Bis zu seinem Abriss machen auch zahlreiche Prominente im Hotel Halt. So stehen unter anderem Widmungen von Horst Tappert und Heinz Erhardt im Gästebuch. Außer dem Gästebuch und einer Fahnenstange, beides im Fundus des Euskirchener Stadtmuseums, ist vom Hotel nicht mehr viel erhalten.
Eine undakbare Aufgabe
„Der Denkmalpflege kam damals eine undankbare Aufgabe zu. Ihre konservatorische Zielsetzung stand dem veränderungswütigen Zeitgeist der 1970er-Jahre diametral entgegen“, sagt Dr. Gabriele Rünger, Leiterin des Euskirchener Stadtarchivs. Eine Rechtsgrundlage wie mit dem Denkmalschutzgesetz von 1980 war noch nicht gegeben. „Zudem war die Wertschätzung für die Architektur der Gründerzeit noch nicht gegeben“, so die Historikerin. Die Bauherren argumentierten damals so: „Außen und innen zu verwinkelt, um heute noch rationell genutzt werden zu können.“
Im Rahmen der Stadtsanierung erhält auch der Alte Markt ein neues Gesicht – und wird autofrei. Vor 47 Jahren fahren plötzlich keine Autos mehr über die Neustraße, die damals noch die B 56 war. Entsprechend verschwinden, drei Jahre später, 1976, die Parkplätze auf dem Alten Markt, der schon 1322, als Euskirchen das Marktprivileg verliehen wurde, quadratisch angelegt worden war. Er löste den für Waren- und Viehmärkte zu klein gewordenen Kirchplatz ab.
Großes Diskussionsthema
Die Gestaltung des Alten Markts war immer wieder Diskussionsthema in Politik und Bevölkerung. So war 1934 angedacht, einen großen Springbrunnen auf dem Markt zu installieren. Kirmes und Wochenmärkte sollten nur noch auf dem Annaturmplatz stattfinden. Damals liefen die Anwohner Sturm gegen die Pläne. Auch Heimatmaler Jean Spessart schaltete sich ein.

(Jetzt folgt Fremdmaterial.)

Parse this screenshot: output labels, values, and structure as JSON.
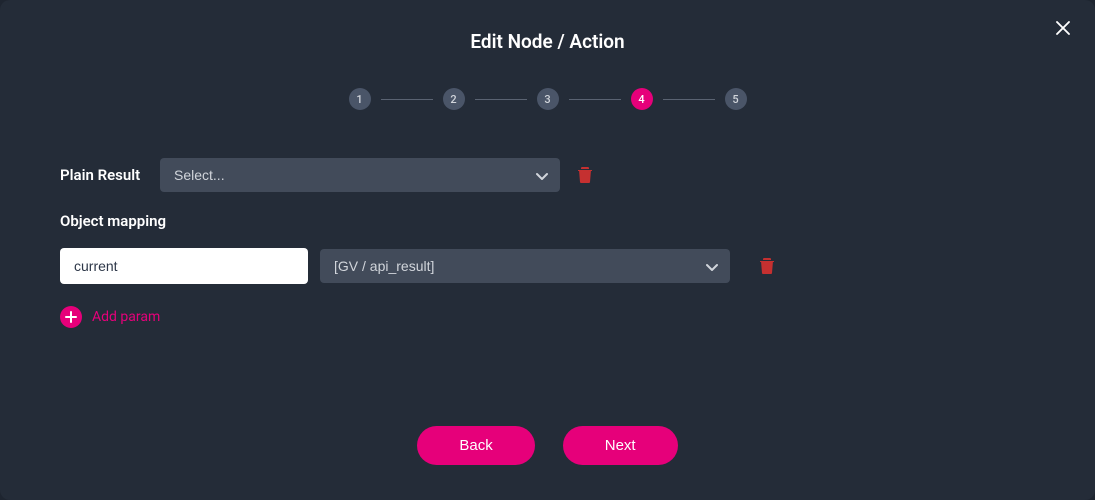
{
  "title": "Edit Node / Action",
  "stepper": {
    "steps": [
      "1",
      "2",
      "3",
      "4",
      "5"
    ],
    "active": 4
  },
  "plainResult": {
    "label": "Plain Result",
    "placeholder": "Select..."
  },
  "objectMapping": {
    "label": "Object mapping",
    "key": "current",
    "value": "[GV / api_result]"
  },
  "addParam": {
    "label": "Add param"
  },
  "buttons": {
    "back": "Back",
    "next": "Next"
  }
}
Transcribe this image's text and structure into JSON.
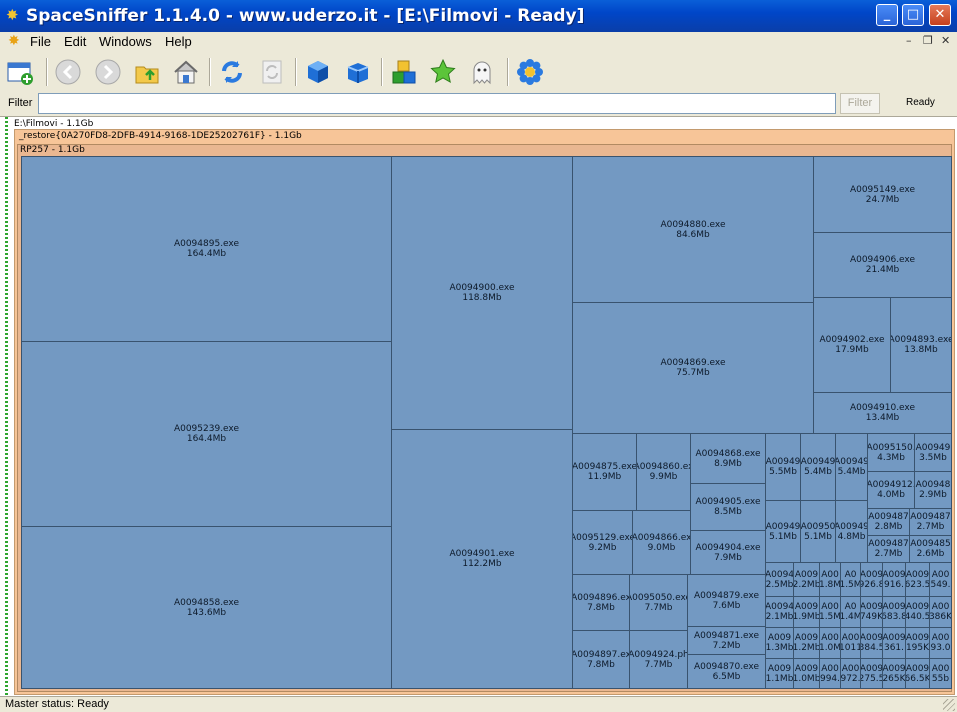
{
  "window": {
    "title": "SpaceSniffer 1.1.4.0 - www.uderzo.it - [E:\\Filmovi - Ready]",
    "app_icon": "spacesniffer-star-icon",
    "controls": [
      "_",
      "□",
      "✕"
    ]
  },
  "menu": {
    "items": [
      "File",
      "Edit",
      "Windows",
      "Help"
    ],
    "mdi_controls": [
      "–",
      "❐",
      "✕"
    ]
  },
  "toolbar": {
    "icons": [
      "new-scan-icon",
      "back-icon",
      "forward-icon",
      "up-folder-icon",
      "home-icon",
      "refresh-icon",
      "refresh-disabled-icon",
      "blue-cube-icon",
      "blue-cube-open-icon",
      "blocks-icon",
      "star-icon",
      "ghost-icon",
      "settings-flower-icon"
    ]
  },
  "filter": {
    "label": "Filter",
    "value": "",
    "button": "Filter",
    "state": "Ready"
  },
  "path": {
    "root": "E:\\Filmovi - 1.1Gb",
    "restore": "_restore{0A270FD8-2DFB-4914-9168-1DE25202761F} - 1.1Gb",
    "rp": "RP257 - 1.1Gb"
  },
  "tiles": [
    {
      "name": "A0094895.exe",
      "size": "164.4Mb"
    },
    {
      "name": "A0095239.exe",
      "size": "164.4Mb"
    },
    {
      "name": "A0094858.exe",
      "size": "143.6Mb"
    },
    {
      "name": "A0094900.exe",
      "size": "118.8Mb"
    },
    {
      "name": "A0094901.exe",
      "size": "112.2Mb"
    },
    {
      "name": "A0094880.exe",
      "size": "84.6Mb"
    },
    {
      "name": "A0094869.exe",
      "size": "75.7Mb"
    },
    {
      "name": "A0095149.exe",
      "size": "24.7Mb"
    },
    {
      "name": "A0094906.exe",
      "size": "21.4Mb"
    },
    {
      "name": "A0094902.exe",
      "size": "17.9Mb"
    },
    {
      "name": "A0094893.exe",
      "size": "13.8Mb"
    },
    {
      "name": "A0094910.exe",
      "size": "13.4Mb"
    },
    {
      "name": "A0094875.exe",
      "size": "11.9Mb"
    },
    {
      "name": "A0094860.ex",
      "size": "9.9Mb"
    },
    {
      "name": "A0094868.exe",
      "size": "8.9Mb"
    },
    {
      "name": "A0094905.exe",
      "size": "8.5Mb"
    },
    {
      "name": "A0094904.exe",
      "size": "7.9Mb"
    },
    {
      "name": "A0095129.exe",
      "size": "9.2Mb"
    },
    {
      "name": "A0094866.ex",
      "size": "9.0Mb"
    },
    {
      "name": "A0094896.ex",
      "size": "7.8Mb"
    },
    {
      "name": "A0095050.exe",
      "size": "7.7Mb"
    },
    {
      "name": "A0094897.ex",
      "size": "7.8Mb"
    },
    {
      "name": "A0094924.ph",
      "size": "7.7Mb"
    },
    {
      "name": "A0094879.exe",
      "size": "7.6Mb"
    },
    {
      "name": "A0094871.exe",
      "size": "7.2Mb"
    },
    {
      "name": "A0094870.exe",
      "size": "6.5Mb"
    },
    {
      "name": "A00949",
      "size": "5.5Mb"
    },
    {
      "name": "A00949",
      "size": "5.4Mb"
    },
    {
      "name": "A00949",
      "size": "5.4Mb"
    },
    {
      "name": "A00949",
      "size": "5.1Mb"
    },
    {
      "name": "A00950",
      "size": "5.1Mb"
    },
    {
      "name": "A00949",
      "size": "4.8Mb"
    },
    {
      "name": "A0095150.",
      "size": "4.3Mb"
    },
    {
      "name": "A00949",
      "size": "3.5Mb"
    },
    {
      "name": "A0094912.",
      "size": "4.0Mb"
    },
    {
      "name": "A00948",
      "size": "2.9Mb"
    },
    {
      "name": "A009487",
      "size": "2.8Mb"
    },
    {
      "name": "A009487",
      "size": "2.7Mb"
    },
    {
      "name": "A009487",
      "size": "2.7Mb"
    },
    {
      "name": "A009485",
      "size": "2.6Mb"
    },
    {
      "name": "A0094",
      "size": "2.5Mb"
    },
    {
      "name": "A009",
      "size": "2.2Mb"
    },
    {
      "name": "A00",
      "size": "1.8M"
    },
    {
      "name": "A0",
      "size": "1.5M"
    },
    {
      "name": "A009",
      "size": "926.8"
    },
    {
      "name": "A009",
      "size": "916."
    },
    {
      "name": "A009",
      "size": "623.5"
    },
    {
      "name": "A00",
      "size": "549."
    },
    {
      "name": "A0094",
      "size": "2.1Mb"
    },
    {
      "name": "A009",
      "size": "1.9Mb"
    },
    {
      "name": "A00",
      "size": "1.5M"
    },
    {
      "name": "A0",
      "size": "1.4M"
    },
    {
      "name": "A009",
      "size": "749K"
    },
    {
      "name": "A009",
      "size": "683.8"
    },
    {
      "name": "A009",
      "size": "440.5"
    },
    {
      "name": "A00",
      "size": "386K"
    },
    {
      "name": "A009",
      "size": "1.3Mb"
    },
    {
      "name": "A009",
      "size": "1.2Mb"
    },
    {
      "name": "A00",
      "size": "1.0M"
    },
    {
      "name": "A00",
      "size": "1011"
    },
    {
      "name": "A009",
      "size": "384.5"
    },
    {
      "name": "A009",
      "size": "361."
    },
    {
      "name": "A009",
      "size": "195K"
    },
    {
      "name": "A00",
      "size": "93.0"
    },
    {
      "name": "A009",
      "size": "1.1Mb"
    },
    {
      "name": "A009",
      "size": "1.0Mb"
    },
    {
      "name": "A00",
      "size": "994."
    },
    {
      "name": "A00",
      "size": "972."
    },
    {
      "name": "A009",
      "size": "275.5"
    },
    {
      "name": "A009",
      "size": "265K"
    },
    {
      "name": "A009",
      "size": "66.5K"
    },
    {
      "name": "A00",
      "size": "55b"
    }
  ],
  "status": {
    "text": "Master status: Ready"
  }
}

Mit dessen damaligem Entwurf hat der heutige Alte Markt nicht viel gemein. Der wurde in seiner heutigen Form, inklusive seines gemusterten Kleinpflasters, am 25. Oktober 1980 eingeweiht. Seit dem 5. Mai 1984 schmückt zudem der Springbrunnen, der typische Euskirchener Gewerke zeigt, den Platz. Entworfen hat den Springbrunnen der Aachener Künstler Bonifatius Stirnberger.
Einweihung in 1980
Eingeweiht wird der neu gestaltete Alte Markt am 25. Oktober 1980 von Apotheker Wolf Bauer. Der hatte zwei Tage zuvor die Bürgermeisterwahl in Euskirchen gewonnen und pflanzte nun im Rahmen der 400. Herbstkirmes den letzten Baum auf dem Markt ein.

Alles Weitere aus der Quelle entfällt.